Topics on this page: Proliferation of Interest Groups -- Decline of Parties -- Pluralization in Germany
There are several recent phenomena in the examined countries that should be compared.
Proliferation of Interest Groups
When examining the development of interest group politics, one finds that since the 1940s, the United States has witnessed considerable growth in the number of interest groups, a growth which accelerated in the 1960s. An increased number of citizens took up membership, particularly in single issue groups. Moreover, changes in campaign finance laws were responsible for the growing number of PAC's and their rising influence in electoral developments. Also, large institutions, such as universities, churches, government agencies, foundations and thinktanks formed their own organizations to represent them politically. Another phenomena that was visible during the 1960s and 1970s, was the growing number of interest groups that established their headquarters in Washington DC under the phrase hunt "where the ducks are" (Cigler, 11). By 1990, Washington had a diverse lobbying community, ranging from lawyers and lobbyists to a number of public relations firms.
Several factors determine interest group proliferation in the United States. First, we are faced with a country that is heterogeneous in many respects: there are differences in its geography, climate, economic potential, culture, ethnicity and religion. That diversity produces political, socioeconomic and cultural cleavages which lead to the emergence of various movements and associations, each with their own objectives.
Constitutional principles such as freedom of speech, the right to petition the government and the separation of powers among the judiciary, legislative and executive branches are also important factors in interest group facilitation.
Federalism is another essential aspect for group proliferation, as it allows interest groups to influence policy on the federal, state and local level. For example, the US Chamber of Commerce, a federal organization, has several subnational affiliates operating independently from the main body and interacting with the state and local governments.
Group proliferation in the US also results from emotional and ideological factors. American values, such as individualism and the 'pursuit of happiness' motivates Americans to form or join groups with the purpose of bringing their interests and desires to the attention of the government (Cigler, 6).
Decline of Political Parties
The decline of political parties was an important development in American politics. The function of a political party in a democracy is to structure and facilitate mass participation (Cigler, 17). The party reduces various demands and concerns of citizens into a smaller, more manageable number of broad issues from which the party forms its agenda. In the United States, the party system was shaped in a relatively rigid structure until the 1940s. Traditionally, the Democratic Party represented the less affluent, the ethnically and socially disadvantaged segment of the population and generally supported welfare and social programs. The Republican Party found its supporters in the wealthier segment of society, businessmen, farmers, rural and suburban inhabitants. By the late 1940s, the structure destabilized and the parties ceased to reflect the demands of the citizens.
There were several reasons for these changes. First, the increased number of interest groups made it difficult for parties to encompass the growing number of issues. Groups became less willing to compromise on issues and thus turned to individual Congressmen.
The emergence of an affluent middle class was a major factor for changes in the political landscape.

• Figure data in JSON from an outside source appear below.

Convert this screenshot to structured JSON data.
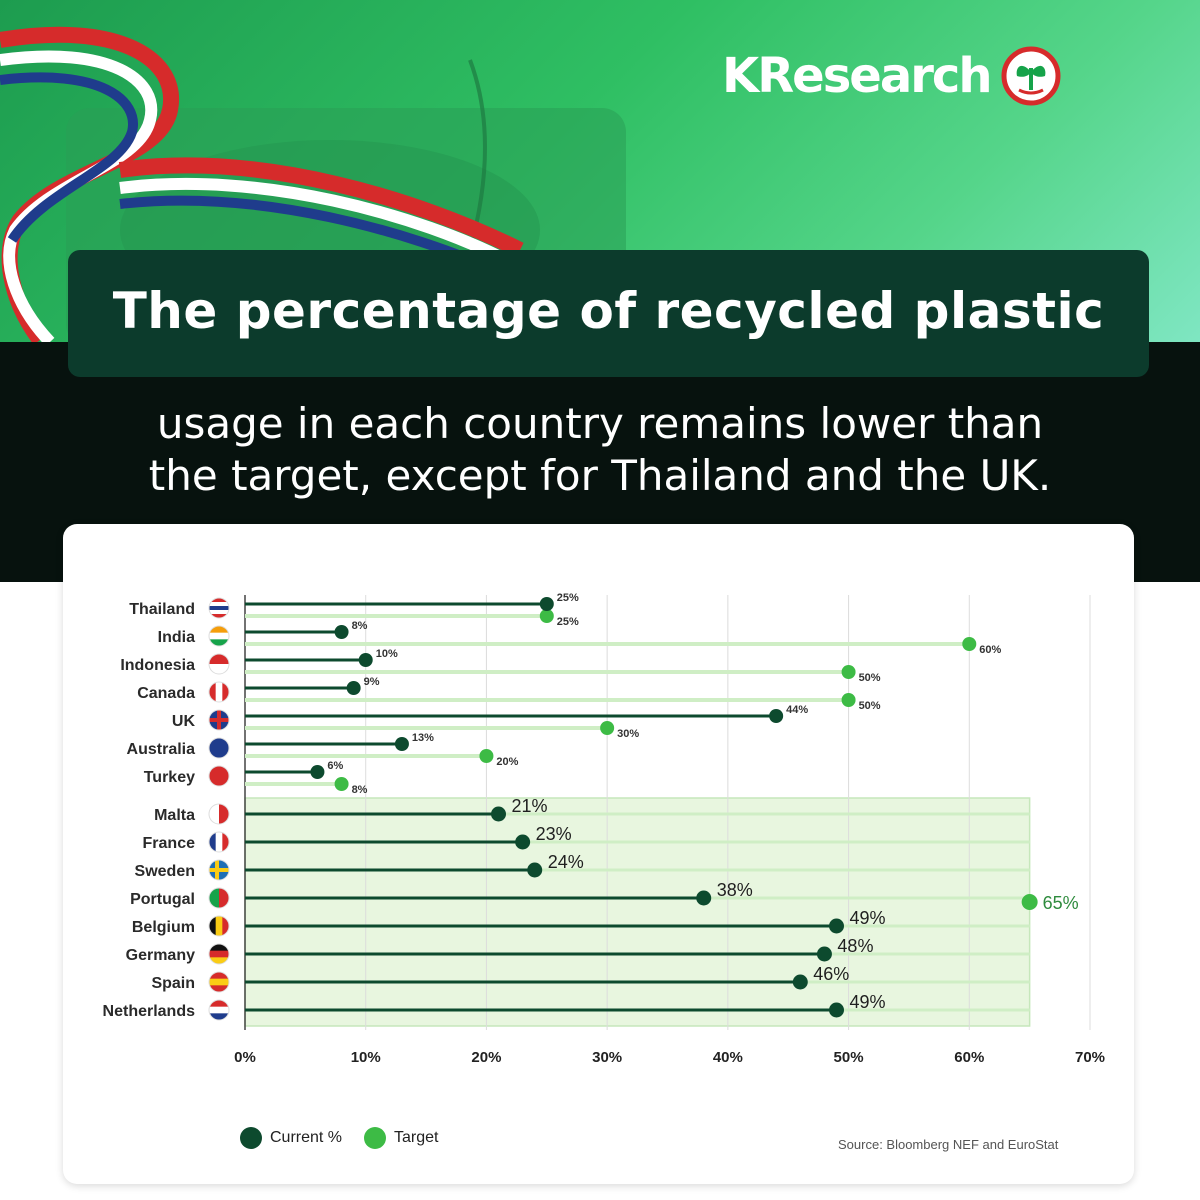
{
  "brand": {
    "name": "KResearch"
  },
  "header": {
    "title": "The percentage of recycled plastic",
    "subtitle_line1": "usage in each country remains lower than",
    "subtitle_line2": "the target, except for Thailand and the UK."
  },
  "legend": {
    "current": "Current %",
    "target": "Target"
  },
  "source": "Source: Bloomberg NEF and EuroStat",
  "colors": {
    "current": "#0d4a2e",
    "target": "#3dbb45",
    "target_line": "#cfeec5",
    "eu_band": "#e8f6df",
    "eu_label": "#2e8b3d",
    "flag_red": "#d62b2b",
    "flag_blue": "#1f3c8c"
  },
  "chart_data": {
    "type": "dot-plot",
    "title": "",
    "x_ticks": [
      "0%",
      "10%",
      "20%",
      "30%",
      "40%",
      "50%",
      "60%",
      "70%"
    ],
    "xlim": [
      0,
      70
    ],
    "grid": true,
    "legend_position": "bottom-left",
    "series": [
      {
        "name": "Current %",
        "values": [
          25,
          8,
          10,
          9,
          44,
          13,
          6,
          21,
          23,
          24,
          38,
          49,
          48,
          46,
          49
        ]
      },
      {
        "name": "Target",
        "values": [
          25,
          60,
          50,
          50,
          30,
          20,
          8,
          65,
          65,
          65,
          65,
          65,
          65,
          65,
          65
        ]
      }
    ],
    "countries": [
      {
        "name": "Thailand",
        "current": 25,
        "current_label": "25%",
        "target": 25,
        "target_label": "25%",
        "group": "non-eu"
      },
      {
        "name": "India",
        "current": 8,
        "current_label": "8%",
        "target": 60,
        "target_label": "60%",
        "group": "non-eu"
      },
      {
        "name": "Indonesia",
        "current": 10,
        "current_label": "10%",
        "target": 50,
        "target_label": "50%",
        "group": "non-eu"
      },
      {
        "name": "Canada",
        "current": 9,
        "current_label": "9%",
        "target": 50,
        "target_label": "50%",
        "group": "non-eu"
      },
      {
        "name": "UK",
        "current": 44,
        "current_label": "44%",
        "target": 30,
        "target_label": "30%",
        "group": "non-eu"
      },
      {
        "name": "Australia",
        "current": 13,
        "current_label": "13%",
        "target": 20,
        "target_label": "20%",
        "group": "non-eu"
      },
      {
        "name": "Turkey",
        "current": 6,
        "current_label": "6%",
        "target": 8,
        "target_label": "8%",
        "group": "non-eu"
      },
      {
        "name": "Malta",
        "current": 21,
        "current_label": "21%",
        "group": "eu"
      },
      {
        "name": "France",
        "current": 23,
        "current_label": "23%",
        "group": "eu"
      },
      {
        "name": "Sweden",
        "current": 24,
        "current_label": "24%",
        "group": "eu"
      },
      {
        "name": "Portugal",
        "current": 38,
        "current_label": "38%",
        "group": "eu"
      },
      {
        "name": "Belgium",
        "current": 49,
        "current_label": "49%",
        "group": "eu"
      },
      {
        "name": "Germany",
        "current": 48,
        "current_label": "48%",
        "group": "eu"
      },
      {
        "name": "Spain",
        "current": 46,
        "current_label": "46%",
        "group": "eu"
      },
      {
        "name": "Netherlands",
        "current": 49,
        "current_label": "49%",
        "group": "eu"
      }
    ],
    "eu_target": 65,
    "eu_target_label": "65%"
  }
}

The rising income in large segments of society caused a rise of expectations, which is referred to as the 'mentality of demand' (Cigler, 17). After a sufficient standard of living was achieved, people sought more political participation than previously. As the party system could no longer accommodate the "demand mentality," political power shifted from the parties to interest groups, which sent their lobbyists to the legislators and filled the power vacuum.
Post-industrial developments contributed to the transformation of the political system. The emergence of a highly educated electorate and technological advances in media and communications allowed for easier access of information.
A formidable challenge facing parties today is the shift of citizens' attention to emotionally volatile issues such as as abortion and capital punishment. These issues cause deep divisions that parties have difficulty accommodating.
Pluralization in Germany
Although there is a pronounced network of organized interests in Germany, most influence in the political system is reserved for large associations with relatively high positions within the political power structure. In particularly, trade unions, employers' associations, agricultural organizations, and churches have considerable access to government. Germany, with its 'privileged' interest groups that are integrated into the political institutional apparatus, has experienced in recent years similar developments that deserve explanation.
Over the past two decades however, non-traditional groups such as citizens' initiatives, women's organizations, and peace and nature conservation movements have articulated interests not previously considered by the traditional organizations, resulting in the institutionalization of new interest groups.
These new social movements and the tendency to organize in groups outside the traditional power structure can be regarded as protests against the traditional, centralized forms of interest representation in Germany. Among young people one can observe a decrease of interest and involvement in traditional organizations including parties and unions. Instead, they seek involvement in issue-oriented groups.
This process can be compared to the decline of parties in the United States since the 1940s. A rise in pluralization of interests could serve as an explanation for the situation in Germany, but significantly this trend did not begin until the 1980s. A better explanation draws on institutional conditions in Germany. Over the past years, there has been growing disapproval of rigidity and stasis in the governmental process. This stagnation of the governmental process -- similar to that which has been criticized in the United States -- is caused, in Germany by an excess of corporatism. The limitation of influence to an oligopoly of interest associations causes a system of patronage and defending of achieved benefits, hence impeding dynamic development.